Dale and Sarah Ann Fowler at 10th anniversary of law school naming.
Dale E. and Sarah Ann Fowler with the C.C. Chapman Distinguished Service Award and Chapman President Daniele C. Struppa.

Fowlers Honored at Event Marking 10-Year Anniversary of Law School’s Naming Two-time U.S. Attorney General William Barr was the event’s keynote speaker.

Dale E. Fowler is given Chapman’s highest honor, the C.C. Chapman award.

The highest LSAT scores and most diversity among entering classes. A first-time bar pass rate higher than the state average. A continued rise in rankings.

All of these significant milestones were achieved over the last decade with the help of a $55 million gift from Dale E. and Sarah Ann Fowler to Chapman University’s law school. With the gift, the school, which opened in 1995, was named the Dale E. Fowler School of Law.

“Without your support, without your vision, without your constant encouragement, Fowler School of Law would not be what it is now,” Chapman President Daniele C. Struppa said during a March 13 luncheon celebrating the anniversary of the naming of the school. “And so today, we celebrate this great school and the accomplishments of the last 10 years, and we’re here to celebrate you and to thank you for what you’ve done.”

Matt Parlow and Bill Barr
Chapman Executive Vice President and Chief Advancement Officer Matt Parlow interviews former U.S. Attorney General Bill Barr.

At the event, Dale E. Fowler ’58 was given the C.C. Chapman Distinguished Service Award, the university’s highest honor. It has been given only nine times in the last 45 years.

“There are very few individuals who have had the same transformational impact on Chapman,” Struppa said.

The $55 million gift was the second-largest gift reported to a law school at the time. The Fowlers also gave $45 million in 2018 to the Fowler School of Engineering.

Dale E. Fowler has served on Chapman’s Board of Trustees since 2011. An Orange County native, he paid his way through college and made his first real estate investment before graduation. From that 10-unit Huntington Beach apartment building, he went on to build a thriving business in industrial property development, eventually expanding throughout Orange and Riverside counties. Two of the Fowlers’ three children attended Chapman.

“As a Chapman alumnus, I’m honored to be able to have an impact on generations of students to come,” Dale Fowler said when his $55 million gift was announced.

When the law school opened about 30 years ago, it was the only law school on a university campus in Orange County.
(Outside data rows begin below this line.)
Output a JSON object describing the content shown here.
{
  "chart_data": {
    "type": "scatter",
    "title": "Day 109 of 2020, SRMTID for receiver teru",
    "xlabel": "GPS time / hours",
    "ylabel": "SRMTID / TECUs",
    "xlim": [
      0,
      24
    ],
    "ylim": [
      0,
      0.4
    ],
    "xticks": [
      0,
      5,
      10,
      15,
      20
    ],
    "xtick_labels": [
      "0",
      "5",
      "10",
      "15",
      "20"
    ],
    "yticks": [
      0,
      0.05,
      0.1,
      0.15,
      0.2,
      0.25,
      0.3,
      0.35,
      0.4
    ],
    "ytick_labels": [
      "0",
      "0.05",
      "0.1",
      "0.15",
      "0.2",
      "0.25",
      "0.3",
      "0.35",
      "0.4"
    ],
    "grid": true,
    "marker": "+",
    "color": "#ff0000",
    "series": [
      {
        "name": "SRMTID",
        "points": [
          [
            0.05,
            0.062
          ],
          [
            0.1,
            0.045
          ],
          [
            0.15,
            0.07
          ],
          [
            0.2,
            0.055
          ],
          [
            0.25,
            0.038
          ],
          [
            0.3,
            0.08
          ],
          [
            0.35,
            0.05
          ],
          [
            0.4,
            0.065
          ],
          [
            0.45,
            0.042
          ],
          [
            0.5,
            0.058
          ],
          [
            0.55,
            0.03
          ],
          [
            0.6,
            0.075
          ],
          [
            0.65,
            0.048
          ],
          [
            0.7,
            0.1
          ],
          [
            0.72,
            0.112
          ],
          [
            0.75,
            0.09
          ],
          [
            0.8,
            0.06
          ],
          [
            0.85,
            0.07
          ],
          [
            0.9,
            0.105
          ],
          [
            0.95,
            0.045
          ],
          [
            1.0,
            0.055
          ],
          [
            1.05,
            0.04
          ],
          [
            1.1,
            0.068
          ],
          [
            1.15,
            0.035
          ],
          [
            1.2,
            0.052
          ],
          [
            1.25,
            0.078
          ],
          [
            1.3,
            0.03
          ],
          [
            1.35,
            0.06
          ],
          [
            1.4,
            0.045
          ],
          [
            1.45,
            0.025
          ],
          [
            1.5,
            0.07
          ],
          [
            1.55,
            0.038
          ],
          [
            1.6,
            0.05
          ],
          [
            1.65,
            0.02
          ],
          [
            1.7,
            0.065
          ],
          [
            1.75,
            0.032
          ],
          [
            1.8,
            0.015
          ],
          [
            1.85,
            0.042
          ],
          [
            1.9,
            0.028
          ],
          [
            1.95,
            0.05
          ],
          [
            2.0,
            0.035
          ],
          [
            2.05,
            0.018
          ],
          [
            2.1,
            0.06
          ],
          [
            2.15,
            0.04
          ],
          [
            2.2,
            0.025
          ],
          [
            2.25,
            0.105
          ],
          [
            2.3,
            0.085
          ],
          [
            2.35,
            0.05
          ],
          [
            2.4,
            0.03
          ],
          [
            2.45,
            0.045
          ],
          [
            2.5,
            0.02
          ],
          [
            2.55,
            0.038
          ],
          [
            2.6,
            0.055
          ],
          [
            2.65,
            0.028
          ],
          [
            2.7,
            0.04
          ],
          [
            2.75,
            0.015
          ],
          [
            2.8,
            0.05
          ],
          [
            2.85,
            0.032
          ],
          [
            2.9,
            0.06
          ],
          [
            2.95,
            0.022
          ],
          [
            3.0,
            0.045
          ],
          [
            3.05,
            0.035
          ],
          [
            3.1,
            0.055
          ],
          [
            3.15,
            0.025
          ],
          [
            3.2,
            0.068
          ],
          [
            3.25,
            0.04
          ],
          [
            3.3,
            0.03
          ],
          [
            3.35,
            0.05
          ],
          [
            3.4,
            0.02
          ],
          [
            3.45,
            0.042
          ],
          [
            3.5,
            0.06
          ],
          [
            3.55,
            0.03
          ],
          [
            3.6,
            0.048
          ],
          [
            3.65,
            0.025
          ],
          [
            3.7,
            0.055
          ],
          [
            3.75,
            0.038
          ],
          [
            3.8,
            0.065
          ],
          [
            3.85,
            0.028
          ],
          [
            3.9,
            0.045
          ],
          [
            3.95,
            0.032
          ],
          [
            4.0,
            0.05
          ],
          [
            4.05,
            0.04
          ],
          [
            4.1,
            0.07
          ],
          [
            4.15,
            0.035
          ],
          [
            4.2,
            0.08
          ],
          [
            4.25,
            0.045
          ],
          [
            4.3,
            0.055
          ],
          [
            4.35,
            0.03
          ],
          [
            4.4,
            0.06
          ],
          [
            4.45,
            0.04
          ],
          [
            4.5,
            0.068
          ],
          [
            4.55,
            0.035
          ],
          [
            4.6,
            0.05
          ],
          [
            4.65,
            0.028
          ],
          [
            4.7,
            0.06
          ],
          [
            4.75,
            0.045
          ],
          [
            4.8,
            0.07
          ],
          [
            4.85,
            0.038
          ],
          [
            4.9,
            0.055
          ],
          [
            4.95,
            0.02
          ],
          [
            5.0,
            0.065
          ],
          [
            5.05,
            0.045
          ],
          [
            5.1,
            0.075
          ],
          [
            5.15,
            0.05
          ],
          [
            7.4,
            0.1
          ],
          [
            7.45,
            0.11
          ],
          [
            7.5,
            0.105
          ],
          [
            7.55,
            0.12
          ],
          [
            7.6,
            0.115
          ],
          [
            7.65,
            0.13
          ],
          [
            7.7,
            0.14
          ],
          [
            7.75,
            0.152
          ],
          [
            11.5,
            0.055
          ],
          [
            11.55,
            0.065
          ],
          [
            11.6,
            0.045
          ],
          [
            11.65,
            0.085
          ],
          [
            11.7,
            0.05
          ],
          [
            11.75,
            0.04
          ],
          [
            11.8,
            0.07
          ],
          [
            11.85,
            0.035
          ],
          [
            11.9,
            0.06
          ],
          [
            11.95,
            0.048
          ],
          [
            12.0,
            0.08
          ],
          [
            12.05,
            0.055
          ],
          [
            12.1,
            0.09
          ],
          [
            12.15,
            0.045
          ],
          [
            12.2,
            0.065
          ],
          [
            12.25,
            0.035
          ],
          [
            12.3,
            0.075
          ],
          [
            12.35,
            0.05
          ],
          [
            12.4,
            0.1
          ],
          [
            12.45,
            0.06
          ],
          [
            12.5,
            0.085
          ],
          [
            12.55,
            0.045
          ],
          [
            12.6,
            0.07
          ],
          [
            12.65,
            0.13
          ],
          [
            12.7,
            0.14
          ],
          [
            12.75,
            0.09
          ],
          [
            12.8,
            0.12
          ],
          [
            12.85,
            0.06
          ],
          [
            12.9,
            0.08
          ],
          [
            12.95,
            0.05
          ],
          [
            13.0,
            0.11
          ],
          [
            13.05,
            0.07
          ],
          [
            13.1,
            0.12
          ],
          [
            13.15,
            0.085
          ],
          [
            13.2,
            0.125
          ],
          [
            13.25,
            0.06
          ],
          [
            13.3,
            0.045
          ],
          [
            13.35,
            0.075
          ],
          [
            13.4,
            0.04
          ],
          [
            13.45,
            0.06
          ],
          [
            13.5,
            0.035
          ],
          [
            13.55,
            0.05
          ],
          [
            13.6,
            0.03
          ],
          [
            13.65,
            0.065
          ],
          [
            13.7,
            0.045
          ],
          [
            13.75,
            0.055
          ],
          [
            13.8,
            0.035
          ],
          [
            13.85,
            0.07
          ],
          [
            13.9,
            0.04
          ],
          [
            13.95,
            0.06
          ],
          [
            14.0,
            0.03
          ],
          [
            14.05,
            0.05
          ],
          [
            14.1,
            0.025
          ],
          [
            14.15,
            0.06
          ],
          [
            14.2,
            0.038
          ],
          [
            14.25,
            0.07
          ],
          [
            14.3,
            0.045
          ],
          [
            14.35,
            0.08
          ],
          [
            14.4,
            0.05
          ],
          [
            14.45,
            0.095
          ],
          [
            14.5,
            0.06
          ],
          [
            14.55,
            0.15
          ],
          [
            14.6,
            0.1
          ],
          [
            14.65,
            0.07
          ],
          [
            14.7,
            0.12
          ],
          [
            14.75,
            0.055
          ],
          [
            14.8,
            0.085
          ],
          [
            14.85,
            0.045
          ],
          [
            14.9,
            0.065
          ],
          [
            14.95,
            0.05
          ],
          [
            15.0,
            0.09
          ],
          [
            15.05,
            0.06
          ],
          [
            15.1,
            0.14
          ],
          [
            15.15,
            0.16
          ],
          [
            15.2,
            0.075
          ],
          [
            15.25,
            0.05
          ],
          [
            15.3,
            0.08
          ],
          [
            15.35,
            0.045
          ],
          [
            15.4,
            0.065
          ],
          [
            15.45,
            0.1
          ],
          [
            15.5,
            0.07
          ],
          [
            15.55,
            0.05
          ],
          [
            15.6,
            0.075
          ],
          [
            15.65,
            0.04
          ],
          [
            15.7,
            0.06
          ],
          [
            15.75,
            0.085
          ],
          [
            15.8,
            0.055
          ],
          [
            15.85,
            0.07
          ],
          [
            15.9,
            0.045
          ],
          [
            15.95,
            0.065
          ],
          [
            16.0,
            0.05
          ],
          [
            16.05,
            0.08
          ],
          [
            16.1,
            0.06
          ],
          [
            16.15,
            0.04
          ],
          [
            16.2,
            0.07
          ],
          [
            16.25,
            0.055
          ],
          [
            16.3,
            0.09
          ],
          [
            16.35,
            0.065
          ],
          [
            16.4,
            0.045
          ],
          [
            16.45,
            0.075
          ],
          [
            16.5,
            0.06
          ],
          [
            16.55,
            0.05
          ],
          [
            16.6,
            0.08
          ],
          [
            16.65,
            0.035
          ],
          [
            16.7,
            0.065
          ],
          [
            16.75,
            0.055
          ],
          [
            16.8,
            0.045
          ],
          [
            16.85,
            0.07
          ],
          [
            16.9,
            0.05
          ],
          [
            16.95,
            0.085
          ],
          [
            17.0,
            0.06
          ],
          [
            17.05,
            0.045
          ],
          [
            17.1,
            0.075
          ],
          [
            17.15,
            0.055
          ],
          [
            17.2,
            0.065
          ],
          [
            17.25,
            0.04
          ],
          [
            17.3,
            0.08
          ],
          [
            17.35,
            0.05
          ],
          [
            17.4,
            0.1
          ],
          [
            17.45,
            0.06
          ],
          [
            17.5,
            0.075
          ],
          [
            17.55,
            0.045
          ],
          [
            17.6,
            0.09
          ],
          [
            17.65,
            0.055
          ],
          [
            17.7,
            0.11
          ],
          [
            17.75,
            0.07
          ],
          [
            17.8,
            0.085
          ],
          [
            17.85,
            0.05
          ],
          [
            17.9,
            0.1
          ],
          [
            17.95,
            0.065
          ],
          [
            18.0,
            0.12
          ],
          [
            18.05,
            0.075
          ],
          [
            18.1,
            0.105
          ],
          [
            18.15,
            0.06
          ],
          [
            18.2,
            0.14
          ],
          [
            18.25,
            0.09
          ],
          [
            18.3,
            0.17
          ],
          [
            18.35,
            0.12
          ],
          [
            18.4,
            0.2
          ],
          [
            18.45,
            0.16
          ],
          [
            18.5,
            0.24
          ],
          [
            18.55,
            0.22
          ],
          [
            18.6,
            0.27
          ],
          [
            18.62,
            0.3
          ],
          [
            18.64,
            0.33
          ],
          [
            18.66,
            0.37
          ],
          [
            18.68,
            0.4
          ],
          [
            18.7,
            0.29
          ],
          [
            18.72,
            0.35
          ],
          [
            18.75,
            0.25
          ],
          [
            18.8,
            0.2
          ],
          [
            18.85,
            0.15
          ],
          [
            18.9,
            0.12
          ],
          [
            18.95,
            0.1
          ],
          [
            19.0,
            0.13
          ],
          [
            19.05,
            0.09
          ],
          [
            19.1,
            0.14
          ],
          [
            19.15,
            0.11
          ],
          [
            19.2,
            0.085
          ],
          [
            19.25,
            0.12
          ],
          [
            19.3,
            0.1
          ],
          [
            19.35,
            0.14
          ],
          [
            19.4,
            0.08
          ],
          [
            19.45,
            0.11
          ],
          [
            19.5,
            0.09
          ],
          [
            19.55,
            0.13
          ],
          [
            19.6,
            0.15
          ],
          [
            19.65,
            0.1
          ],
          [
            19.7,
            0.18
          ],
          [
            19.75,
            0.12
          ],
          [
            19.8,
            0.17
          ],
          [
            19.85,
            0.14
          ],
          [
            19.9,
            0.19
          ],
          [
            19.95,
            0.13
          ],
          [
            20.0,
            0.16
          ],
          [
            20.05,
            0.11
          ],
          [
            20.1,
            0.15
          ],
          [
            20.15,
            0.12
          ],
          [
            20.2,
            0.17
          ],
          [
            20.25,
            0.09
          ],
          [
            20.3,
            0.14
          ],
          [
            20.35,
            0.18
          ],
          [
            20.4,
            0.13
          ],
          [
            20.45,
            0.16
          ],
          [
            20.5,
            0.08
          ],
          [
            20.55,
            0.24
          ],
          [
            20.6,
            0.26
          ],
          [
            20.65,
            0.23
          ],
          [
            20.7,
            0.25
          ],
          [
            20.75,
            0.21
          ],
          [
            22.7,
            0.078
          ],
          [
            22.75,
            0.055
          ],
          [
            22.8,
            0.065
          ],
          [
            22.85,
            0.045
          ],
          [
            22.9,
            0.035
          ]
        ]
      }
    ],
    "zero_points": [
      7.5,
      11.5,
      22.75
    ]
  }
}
Then-Chapman President Jim Doti said at the school’s naming dedication in 2013 that the Fowlers “are helping to create a new trajectory for our law school that will lead to real prominence in terms of the impact it will have on legal education.”

At the luncheon, Jillian Friess Leivas (JD ’20) and Jodee Storm Sullivan (JD ’24) both thanked the Fowlers and spoke about the impact the law school had on their professional and personal lives.

The event’s keynote speaker, two-time U.S. Attorney General William Barr, spoke about his career and current issues as reflected in his book “One Damn Thing After Another: Memoirs of an Attorney General.”

He joked that he went into law after working for the CIA because “my mother made me do it.”

“I decided to make her happy and go at night … I had always been interested in law and the Constitution,” he said.

Barr was attorney general from 1991 to 1993 and from 2019 to 2020. He was the second person in U.S. history to hold the office twice.